MM0624ANAkatiecarlin.jpgFor example, as the nurses move through the 600,000-square-foot exhibit hall, they not only mingle with pharma and medical-device reps, healthcare-system executives, and nursing-school leaders but also with folks showcasing retail and lifestyle products. And “our exhibitors are great about conducting raffles and product giveaways that our nurses get really excited about,” adds Carlin (in photo).
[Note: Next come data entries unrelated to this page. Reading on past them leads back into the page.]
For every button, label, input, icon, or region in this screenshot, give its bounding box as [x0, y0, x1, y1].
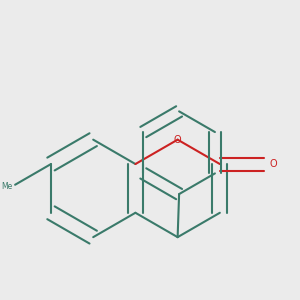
- Text: O: O: [269, 159, 277, 169]
- Text: Me: Me: [1, 182, 12, 191]
- Text: O: O: [174, 135, 182, 145]
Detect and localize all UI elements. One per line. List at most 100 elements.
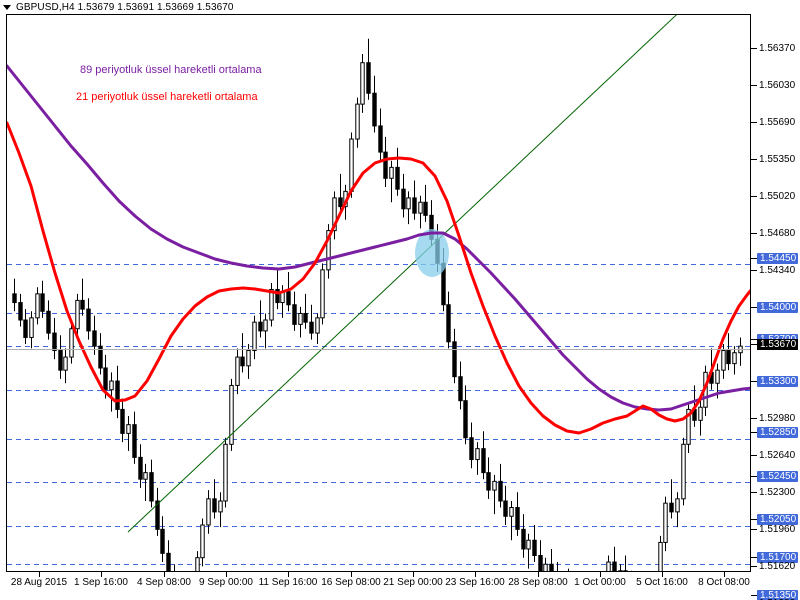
ema-crossover-highlight[interactable] [415,229,449,277]
candle-body-bearish [538,555,543,571]
candle-body-bearish [12,293,17,304]
candle-body-bearish [103,367,108,391]
price-tick [751,159,757,160]
candle-body-bearish [452,341,457,378]
candle-body-bullish [218,500,223,513]
candle-body-bearish [503,500,508,517]
price-tick [751,233,757,234]
candle-body-bearish [275,288,280,304]
time-tick [600,572,601,577]
price-tick [751,344,757,345]
candle-body-bullish [320,269,325,319]
candle-body-bearish [115,380,120,410]
candle-body-bullish [252,321,257,352]
ema21-line-group [7,121,750,435]
candle-body-bearish [286,291,291,306]
candle-body-bullish [35,293,40,319]
price-level-highlight-label[interactable]: 1.51700 [757,552,799,563]
candle-body-bearish [481,448,486,474]
candle-body-bullish [206,498,211,526]
candle-body-bearish [46,310,51,334]
candle-body-bearish [338,197,343,208]
candle-body-bearish [486,472,491,491]
price-level-highlight-label[interactable]: 1.52850 [757,427,799,438]
candle-body-bullish [663,502,668,543]
time-axis-label: 5 Oct 16:00 [636,577,688,588]
trendline-group [127,15,690,533]
candle-body-bullish [675,498,680,513]
candle-body-bearish [532,539,537,557]
price-tick [751,492,757,493]
candle-body-bearish [401,188,406,210]
price-tick [751,595,757,596]
candle-body-bullish [715,369,720,384]
time-tick [475,572,476,577]
current-price-label[interactable]: 1.53670 [757,339,799,350]
candle-body-bullish [223,443,228,502]
time-axis-label: 16 Sep 08:00 [321,577,381,588]
candle-body-bullish [235,356,240,386]
candle-body-bearish [166,552,171,571]
candle-body-bullish [686,408,691,445]
price-level-highlight-label[interactable]: 1.51350 [757,590,799,600]
time-axis-label: 21 Sep 00:00 [383,577,443,588]
price-axis-label: 1.54340 [759,265,796,276]
candle-body-bullish [200,524,205,559]
candle-body-bearish [498,480,503,502]
price-axis-label: 1.56030 [759,80,796,91]
candle-body-bullish [418,201,423,214]
time-tick [288,572,289,577]
candle-body-bearish [292,304,297,325]
candle-body-bearish [18,302,23,321]
price-axis-label: 1.55690 [759,117,796,128]
candle-body-bearish [258,321,263,332]
candle-body-bearish [52,332,57,352]
candle-body-bullish [143,472,148,480]
price-tick [751,48,757,49]
candle-body-bearish [80,299,85,310]
candle-body-bearish [521,528,526,550]
candle-body-bullish [360,62,365,105]
price-level-highlight-label[interactable]: 1.54000 [757,302,799,313]
ema89-line-group [7,64,750,412]
chevron-down-icon[interactable] [3,4,11,10]
price-tick [751,381,757,382]
candle-body-bearish [120,408,125,434]
price-tick [751,418,757,419]
time-tick [538,572,539,577]
price-level-highlight-label[interactable]: 1.53300 [757,376,799,387]
time-axis-label: 11 Sep 16:00 [258,577,318,588]
price-tick [751,519,757,520]
candle-body-bullish [492,480,497,491]
candle-body-bearish [515,507,520,530]
time-axis-label: 9 Sep 00:00 [199,577,253,588]
candle-body-bullish [543,563,548,571]
ascending-support-trendline[interactable] [127,15,690,533]
price-tick [751,270,757,271]
price-level-highlight-label[interactable]: 1.52050 [757,514,799,525]
candle-body-bullish [406,197,411,210]
chart-plot-area[interactable] [6,14,751,572]
price-tick [751,122,757,123]
time-axis-label: 28 Aug 2015 [10,577,68,588]
price-scale-axis[interactable]: 1.567101.563701.560301.556901.553501.550… [751,6,800,600]
price-level-highlight-label[interactable]: 1.54450 [757,253,799,264]
candlesticks-group [12,38,743,571]
candle-body-bearish [155,500,160,530]
price-axis-label: 1.56370 [759,43,796,54]
time-scale-axis[interactable]: 28 Aug 2015 1 Sep 16:00 4 Sep 08:00 9 Sep 0… [6,572,751,600]
price-level-highlight-label[interactable]: 1.52450 [757,471,799,482]
price-axis-label: 1.52640 [759,450,796,461]
candle-body-bearish [423,201,428,216]
chart-canvas [7,15,750,571]
candle-body-bullish [658,541,663,571]
candle-body-bullish [681,443,686,500]
time-tick [351,572,352,577]
candle-body-bearish [726,350,731,365]
ema89-line [7,64,750,412]
price-tick [751,339,757,340]
candle-body-bearish [212,498,217,513]
candle-body-bearish [138,456,143,480]
price-tick [751,557,757,558]
candle-body-bearish [366,62,371,94]
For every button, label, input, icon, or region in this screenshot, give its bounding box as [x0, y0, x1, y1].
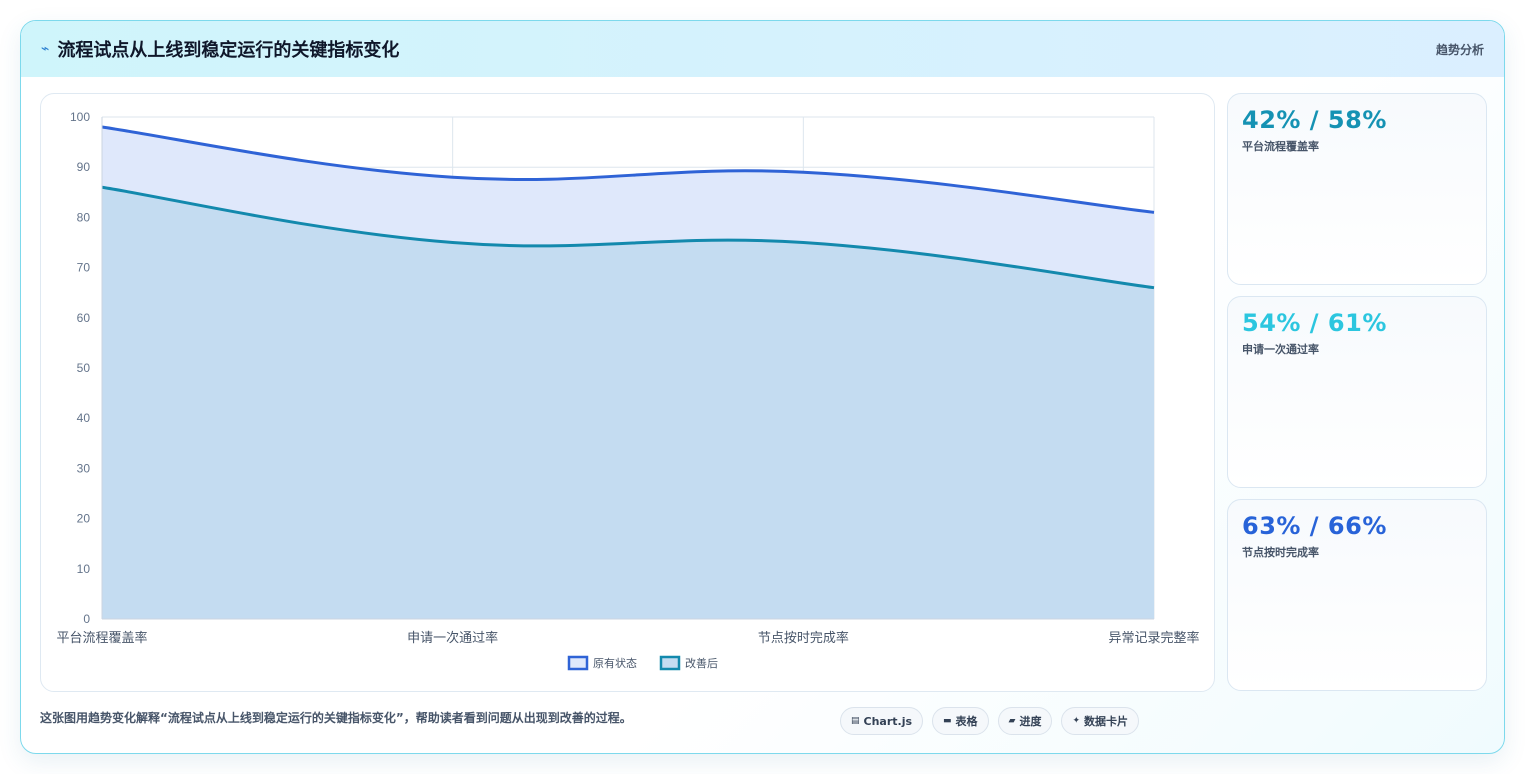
- y-tick-label: 70: [77, 261, 91, 275]
- bolt-icon: ⌁: [41, 41, 50, 57]
- stat-label: 平台流程覆盖率: [1242, 140, 1319, 153]
- legend-label: 改善后: [685, 656, 718, 670]
- chart-card: ⌁ 流程试点从上线到稳定运行的关键指标变化 趋势分析 0 10 20 30 40 50 60…: [20, 20, 1505, 754]
- tech-chips: ▤ Chart.js ▬ 表格 ▰ 进度 ✦ 数据卡片: [840, 707, 1140, 735]
- y-tick-label: 10: [77, 562, 91, 576]
- chart-description: 这张图用趋势变化解释“流程试点从上线到稳定运行的关键指标变化”，帮助读者看到问题…: [40, 711, 632, 725]
- page-title: 流程试点从上线到稳定运行的关键指标变化: [57, 40, 400, 61]
- chip-label: Chart.js: [863, 714, 913, 728]
- y-tick-label: 100: [70, 110, 90, 124]
- chip-table[interactable]: ▬ 表格: [932, 707, 989, 735]
- chip-chartjs[interactable]: ▤ Chart.js: [840, 707, 924, 735]
- chart-panel: 0 10 20 30 40 50 60 70 80 90 100 平台流程覆盖率 申请一次通过率 节点按时…: [40, 93, 1215, 692]
- legend-swatch: [567, 655, 589, 671]
- series-line-0: [101, 125, 1155, 214]
- x-tick-label: 申请一次通过率: [407, 630, 498, 646]
- stat-label: 节点按时完成率: [1242, 546, 1319, 559]
- y-tick-label: 50: [77, 361, 91, 375]
- y-tick-label: 0: [83, 612, 90, 626]
- table-icon: ▬: [943, 716, 952, 726]
- y-tick-label: 30: [77, 461, 91, 475]
- chip-label: 表格: [955, 715, 978, 728]
- chip-progress[interactable]: ▰ 进度: [997, 707, 1053, 735]
- y-tick-label: 80: [77, 210, 91, 224]
- y-tick-label: 60: [77, 311, 91, 325]
- header-tag: 趋势分析: [1435, 42, 1484, 57]
- stat-card-pass-rate: 54% / 61% 申请一次通过率: [1227, 296, 1487, 488]
- y-tick-label: 20: [77, 512, 91, 526]
- series-line-1: [101, 185, 1155, 290]
- series-area-1: [102, 187, 1154, 619]
- chip-data-card[interactable]: ✦ 数据卡片: [1061, 707, 1140, 735]
- chip-label: 进度: [1019, 715, 1042, 728]
- legend-label: 原有状态: [593, 656, 637, 670]
- stat-card-coverage: 42% / 58% 平台流程覆盖率: [1227, 93, 1487, 285]
- stat-card-ontime: 63% / 66% 节点按时完成率: [1227, 499, 1487, 691]
- card-header: ⌁ 流程试点从上线到稳定运行的关键指标变化 趋势分析: [21, 21, 1504, 77]
- y-tick-label: 90: [77, 160, 91, 174]
- stat-label: 申请一次通过率: [1242, 343, 1319, 356]
- sparkle-icon: ✦: [1072, 716, 1081, 726]
- x-tick-label: 异常记录完整率: [1108, 630, 1199, 646]
- stat-value: 54% / 61%: [1242, 309, 1387, 337]
- chart-icon: ▤: [851, 716, 860, 726]
- stat-value: 42% / 58%: [1242, 106, 1387, 134]
- chip-label: 数据卡片: [1084, 715, 1129, 728]
- y-tick-label: 40: [77, 411, 91, 425]
- x-tick-label: 节点按时完成率: [758, 630, 849, 646]
- x-tick-label: 平台流程覆盖率: [56, 630, 147, 646]
- area-chart: 0 10 20 30 40 50 60 70 80 90 100 平台流程覆盖率 申请一次通过率 节点按时…: [56, 110, 1200, 671]
- legend-swatch: [659, 655, 681, 671]
- progress-icon: ▰: [1008, 716, 1016, 726]
- stat-value: 63% / 66%: [1242, 512, 1387, 540]
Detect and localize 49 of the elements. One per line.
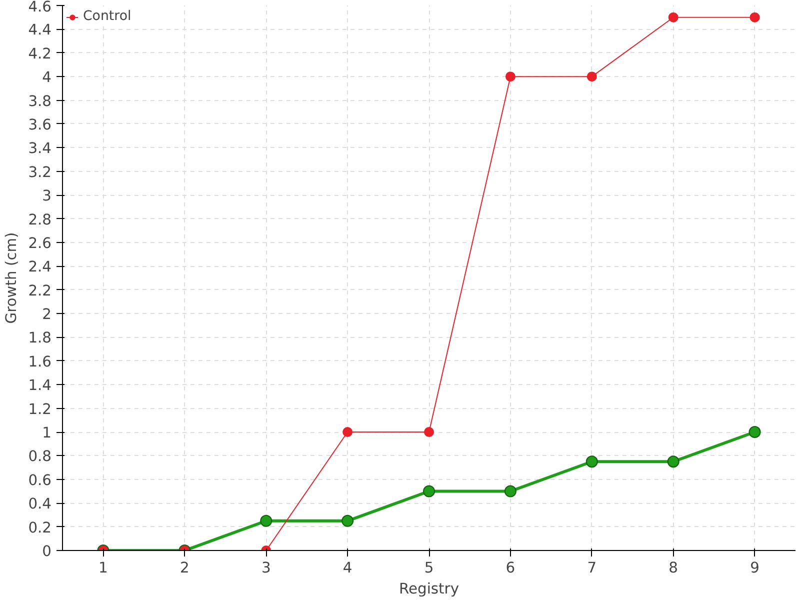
y-tick-label: 2.4 [28,258,52,276]
y-tick-label: 1 [42,424,52,442]
y-tick-label: 4.4 [28,22,52,39]
point [748,426,761,438]
x-tick-label: 6 [506,560,516,576]
y-tick-label: 1.8 [28,330,52,347]
y-tick-label: 3.6 [28,116,52,134]
x-tick-label: 3 [261,560,271,576]
point [504,485,516,498]
x-tick-label: 5 [424,560,434,576]
y-tick-label: 3 [42,188,52,205]
x-tick-label: 2 [180,560,190,576]
point [750,12,760,22]
point [505,72,516,82]
y-tick-label: 3.4 [28,140,52,158]
x-axis-title: Registry [399,580,460,598]
y-tick-label: 0.2 [28,519,52,536]
y-tick-label: 4 [42,69,52,86]
point [586,456,598,468]
y-tick-label: 4.2 [28,45,52,62]
y-tick-label: 0.8 [28,448,52,466]
y-tick-label: 1.4 [28,377,52,394]
y-tick-label: 2 [42,306,52,324]
y-tick-label: 2.6 [28,234,52,252]
y-tick-label: 4.6 [28,0,52,16]
legend-label: Control [83,9,132,24]
y-tick-label: 0.6 [28,472,52,489]
y-tick-label: 3.2 [28,164,52,181]
point [342,514,354,527]
y-axis-title: Growth (cm) [3,232,20,324]
point [668,12,678,22]
point [342,427,353,438]
y-tick-label: 3.8 [28,92,52,110]
y-tick-label: 2.2 [28,282,52,300]
x-tick-label: 4 [342,560,352,576]
y-tick-label: 1.6 [28,353,52,370]
y-tick-label: 1.2 [28,400,52,418]
x-tick-label: 9 [750,560,760,576]
y-tick-label: 2.8 [28,211,52,228]
point [423,485,435,498]
point [586,72,597,82]
point [667,456,680,468]
point [260,514,272,527]
y-tick-label: 0 [42,543,52,560]
x-tick-label: 1 [98,560,108,576]
point [424,427,434,438]
x-tick-label: 7 [587,560,597,576]
x-tick-label: 8 [668,560,678,576]
y-tick-label: 0.4 [28,496,52,513]
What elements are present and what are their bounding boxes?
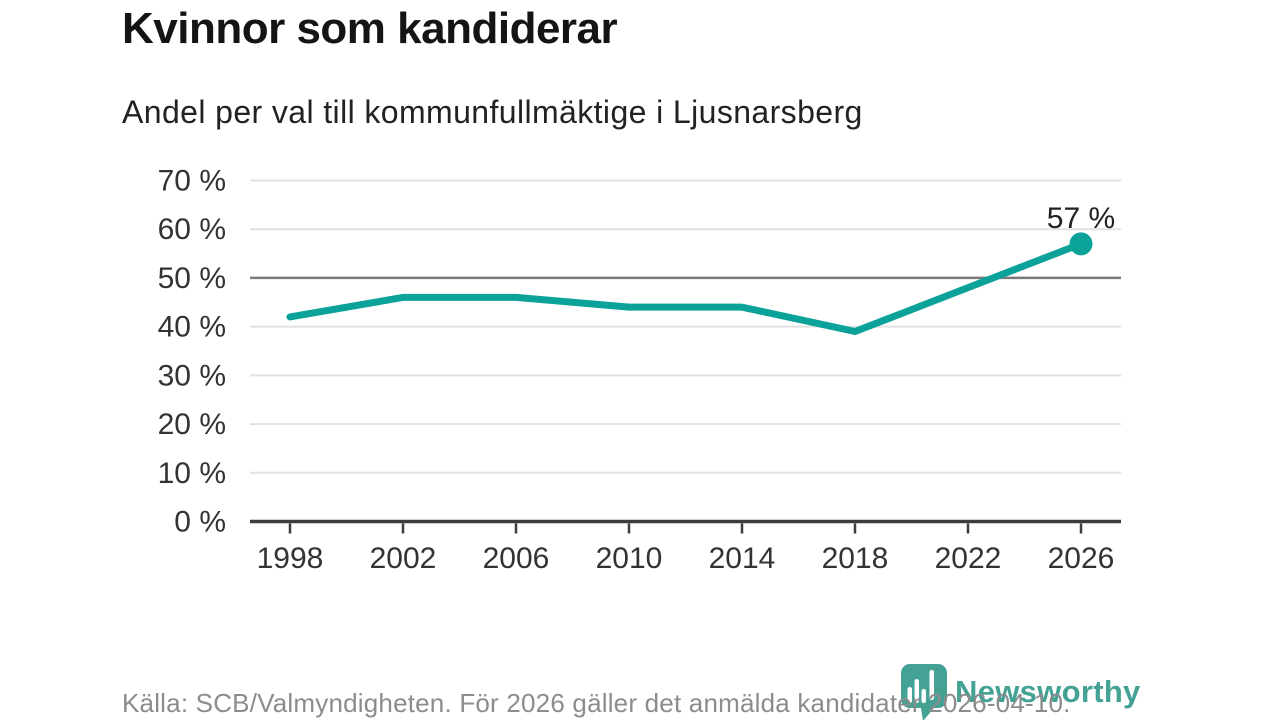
data-line xyxy=(286,240,1085,336)
x-tick-label: 1998 xyxy=(257,542,324,575)
y-tick-label: 70 % xyxy=(158,165,226,198)
source-note: Källa: SCB/Valmyndigheten. För 2026 gäll… xyxy=(122,688,1071,718)
newsworthy-logo: Newsworthy xyxy=(901,662,1161,720)
last-point-marker xyxy=(1069,232,1093,256)
chart-subtitle: Andel per val till kommunfullmäktige i L… xyxy=(122,94,863,130)
y-tick-label: 10 % xyxy=(158,457,226,490)
newsworthy-pin-barchart-icon xyxy=(901,664,947,720)
x-tick-label: 2022 xyxy=(935,542,1002,575)
y-tick-label: 40 % xyxy=(158,311,226,344)
x-tick-label: 2026 xyxy=(1048,542,1115,575)
newsworthy-logo-text: Newsworthy xyxy=(955,674,1141,709)
bar-4 xyxy=(929,670,934,700)
y-tick-label: 0 % xyxy=(174,506,226,539)
x-tick-label: 2018 xyxy=(822,542,889,575)
x-tick-label: 2014 xyxy=(709,542,776,575)
y-tick-label: 30 % xyxy=(158,359,226,392)
bar-3 xyxy=(921,689,926,703)
last-point-label: 57 % xyxy=(1047,202,1115,235)
y-tick-label: 50 % xyxy=(158,262,226,295)
y-tick-label: 60 % xyxy=(158,213,226,246)
x-tick-label: 2002 xyxy=(370,542,437,575)
bar-2 xyxy=(914,679,919,703)
y-tick-label: 20 % xyxy=(158,408,226,441)
chart-title: Kvinnor som kandiderar xyxy=(122,4,618,53)
bar-1 xyxy=(907,687,912,703)
x-tick-label: 2010 xyxy=(596,542,663,575)
x-tick-label: 2006 xyxy=(483,542,550,575)
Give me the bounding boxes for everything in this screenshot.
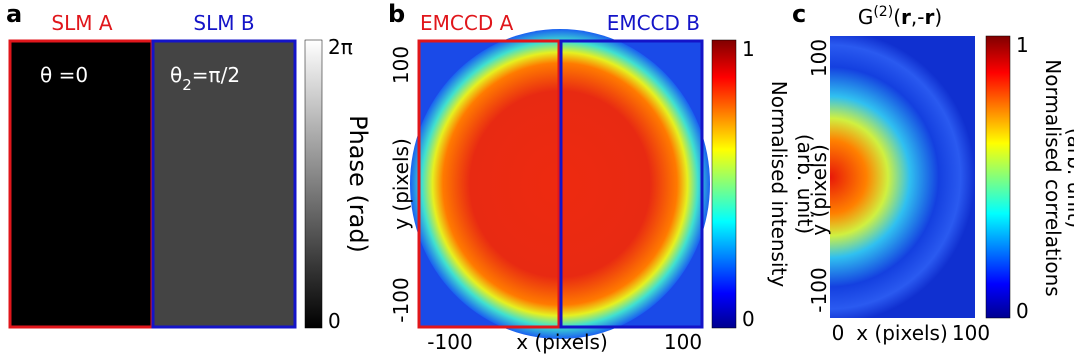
colorbar [986, 36, 1010, 318]
colorbar [712, 40, 736, 328]
colorbar-tick: 1 [742, 37, 755, 61]
y-tick-label: -100 [807, 267, 831, 312]
colorbar-tick: 0 [328, 309, 341, 333]
region-label: SLM B [193, 11, 254, 35]
colorbar-label: (arb. unit) [1063, 128, 1074, 228]
region-label: SLM A [51, 11, 112, 35]
colorbar [305, 40, 322, 328]
x-tick-label: 100 [952, 321, 990, 345]
y-tick-label: -100 [389, 277, 413, 322]
colorbar-tick: 1 [1016, 33, 1029, 57]
correlation-image [830, 36, 975, 318]
phase-value: θ =0 [40, 63, 88, 87]
x-axis-label: x (pixels) [856, 321, 948, 345]
x-tick-label: -100 [427, 330, 472, 354]
region-label: EMCCD A [420, 11, 514, 35]
panel-label: a [6, 0, 22, 28]
x-tick-label: 0 [832, 321, 845, 345]
colorbar-tick: 2π [328, 35, 353, 59]
colorbar-label: Phase (rad) [344, 115, 372, 253]
colorbar-label: Normalised intensity [767, 81, 791, 288]
figure: a SLM A SLM B θ =0 θ2=π/2 2π 0 Phase (ra… [0, 0, 1074, 362]
region-label: EMCCD B [607, 11, 700, 35]
colorbar-label: Normalised correlations [1041, 59, 1065, 296]
y-axis-label: y (pixels) [807, 144, 831, 236]
panel-label: c [792, 0, 806, 28]
colorbar-tick: 0 [742, 307, 755, 331]
y-axis-label: y (pixels) [389, 138, 413, 230]
panel-title: G(2)(r,-r) [858, 4, 942, 29]
x-tick-label: 100 [664, 330, 702, 354]
y-tick-label: 100 [807, 39, 831, 77]
colorbar-tick: 0 [1016, 299, 1029, 323]
panel-label: b [388, 0, 405, 28]
y-tick-label: 100 [389, 46, 413, 84]
x-axis-label: x (pixels) [516, 330, 608, 354]
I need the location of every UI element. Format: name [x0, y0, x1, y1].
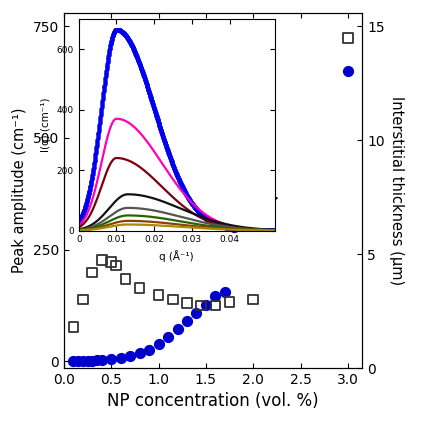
Point — [136, 350, 143, 357]
Point — [212, 293, 219, 300]
Point — [70, 324, 77, 330]
Point — [89, 269, 96, 276]
Point — [259, 170, 266, 177]
Point — [155, 292, 162, 299]
Point — [174, 326, 181, 332]
Point — [184, 318, 190, 324]
Point — [79, 358, 86, 365]
Point — [108, 259, 115, 266]
Point — [193, 310, 200, 316]
Point — [70, 358, 77, 365]
Y-axis label: I(q) (cm⁻¹): I(q) (cm⁻¹) — [41, 98, 51, 152]
Point — [84, 358, 91, 365]
Point — [112, 262, 119, 269]
Point — [170, 296, 176, 303]
X-axis label: NP concentration (vol. %): NP concentration (vol. %) — [107, 393, 319, 410]
Point — [184, 300, 190, 307]
Point — [222, 288, 228, 295]
Point — [79, 296, 86, 303]
Point — [146, 346, 153, 353]
Point — [75, 358, 81, 365]
Point — [212, 302, 219, 309]
Point — [117, 354, 124, 361]
X-axis label: q (Å⁻¹): q (Å⁻¹) — [159, 250, 194, 262]
Point — [226, 299, 233, 305]
Point — [198, 302, 204, 309]
Point — [164, 333, 171, 340]
Point — [108, 356, 115, 363]
Point — [94, 357, 101, 364]
Point — [98, 357, 105, 363]
Point — [345, 67, 351, 74]
Point — [98, 256, 105, 263]
Y-axis label: Interstitial thickness (μm): Interstitial thickness (μm) — [389, 96, 404, 285]
Y-axis label: Peak amplitude (cm⁻¹): Peak amplitude (cm⁻¹) — [12, 107, 27, 273]
Point — [127, 352, 134, 359]
Point — [155, 341, 162, 348]
Point — [231, 224, 238, 231]
Point — [89, 357, 96, 364]
Point — [345, 34, 351, 41]
Point — [122, 276, 129, 283]
Point — [250, 296, 256, 303]
Point — [202, 302, 209, 309]
Point — [136, 285, 143, 292]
What’s more, ANA and its sponsors make sure there are delightful activations set up in many of the show aisles—wellness lounges, chair-massage salons, puppy-petting stations, coffeehouses, lawn games, and even a ball pit to jump into. Carlin says that “we’re looking into installing a couple of pickleball courts, too.”

One other celebratory and motivational show-floor element that will debut this October: ANA Nurse Innovator Row, a dedicated area that showcases companies, initiatives, and products created by nurses. “Supporting nurse entrepreneurs is a big part of educating the entire nursing community on what’s possible,” Carlin says.

Lessons for Learning
On the educational side of the annual meeting, the 120 concurrent sessions are increasingly becoming 30-minute offerings with another 30 minutes for peer-to-peer interaction, replacing 50-minute lectures or panel discussions that offered just 10 minutes at the end for audience questions.

Carlin’s planning team has developed a presenter-orientation program “that shares best practices plus other guidelines to be more inclusive and engaging with all attendees,” she says. “We’re being very mindful about collaborating with presenters to better engage everyone in the room—how to conduct real-time polling and use other interactive means to make each session more relevant and a two-way discussion.”

Another content element the planning team is focused on: the power of narratives. “Using storytelling to go along with the data is something we know resonates with people,” Carlin notes. “So, we are pairing up presenters in whichever sessions we can in order to allow for more perspectives, and that will encourage attendees to share their stories too.”

Besides the presenters, the planning team itself is also conducting real-time surveying through the event app to gather attendee sentiment as soon each general session and reception ends. “We think it’s more beneficial to do that than to wait until a week after the meeting ends and attendees’ minds are on to other things,” she adds. “That instant feedback is more detailed.”

Trending Upward
With the ANA’s planning team successfully balancing the celebratory and educational elements of the annual meeting along with a stronger focus on luring international attendees—for instance, all general sessions now offer translation into multiple languages—the show’s attendance is taking off.

The 2022 event, the first in-person edition after Covid, had 11,700 attendees, while the 2023 event saw 13,300 attendees. For 2024, Carlin expects about 13,800 attendees—a 38-percent increase from the 2019 edition.